Стародубцев прошелся вокруг стола.
— Но тогда следует восстановить истину! — требовательно произнес он, будто все зависело от Антона.
— Видимо, к этому когда-то придут умные историки.
Стародубцев вздохнул.
— Самое грязное пятно в российской истории — сталинские репрессии, — сказал он.

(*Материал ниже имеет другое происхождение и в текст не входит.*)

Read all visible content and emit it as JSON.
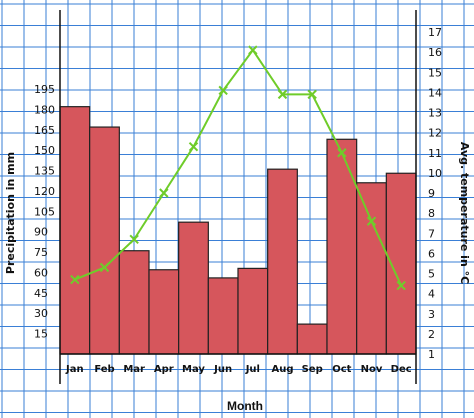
{
  "chart_data": {
    "type": "bar+line",
    "categories": [
      "Jan",
      "Feb",
      "Mar",
      "Apr",
      "May",
      "Jun",
      "Jul",
      "Aug",
      "Sep",
      "Oct",
      "Nov",
      "Dec"
    ],
    "xlabel": "Month",
    "precipitation": {
      "ylabel": "Precipitation in mm",
      "values": [
        182,
        167,
        76,
        62,
        97,
        56,
        63,
        136,
        22,
        158,
        126,
        133
      ],
      "ticks": [
        15,
        30,
        45,
        60,
        75,
        90,
        105,
        120,
        135,
        150,
        165,
        180,
        195
      ],
      "color": "#d6565c"
    },
    "temperature": {
      "ylabel": "Avg. temperature in °C",
      "values": [
        4.7,
        5.3,
        6.7,
        9.0,
        11.3,
        14.1,
        16.1,
        13.9,
        13.9,
        11.0,
        7.6,
        4.4
      ],
      "ticks": [
        1,
        2,
        3,
        4,
        5,
        6,
        7,
        8,
        9,
        10,
        11,
        12,
        13,
        14,
        15,
        16,
        17
      ],
      "color": "#6fcc2a"
    },
    "grid": true,
    "grid_color": "#3a7fd6"
  }
}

— И самое позорное! — продолжил Антон. — С тридцатыми годами все ясно: искали врагов. Ну, а после войны Отечественной… Создавали врагов.
— Создавали? — удивился друг.
— Я не оговорился. Сталин дал указание тогдашнему министру госбезопасности Абакумову собирать компромат на всех, кто стоял у власти. Располагая компроматом, он получил возможность интриговать, шантажировать, запугивать и расправляться даже со своими соратниками. Вот тогда-то Берия и попал к нему в опалу.
— Берию арестовали и расстреляли после кончины Сталина, — возразил Стародубцев.
— Совершенно верно. Берия являлся соперником Хрущева в борьбе за личную власть в партии и государстве. Так что мотивация прежняя. Из соперника сделали врага народа.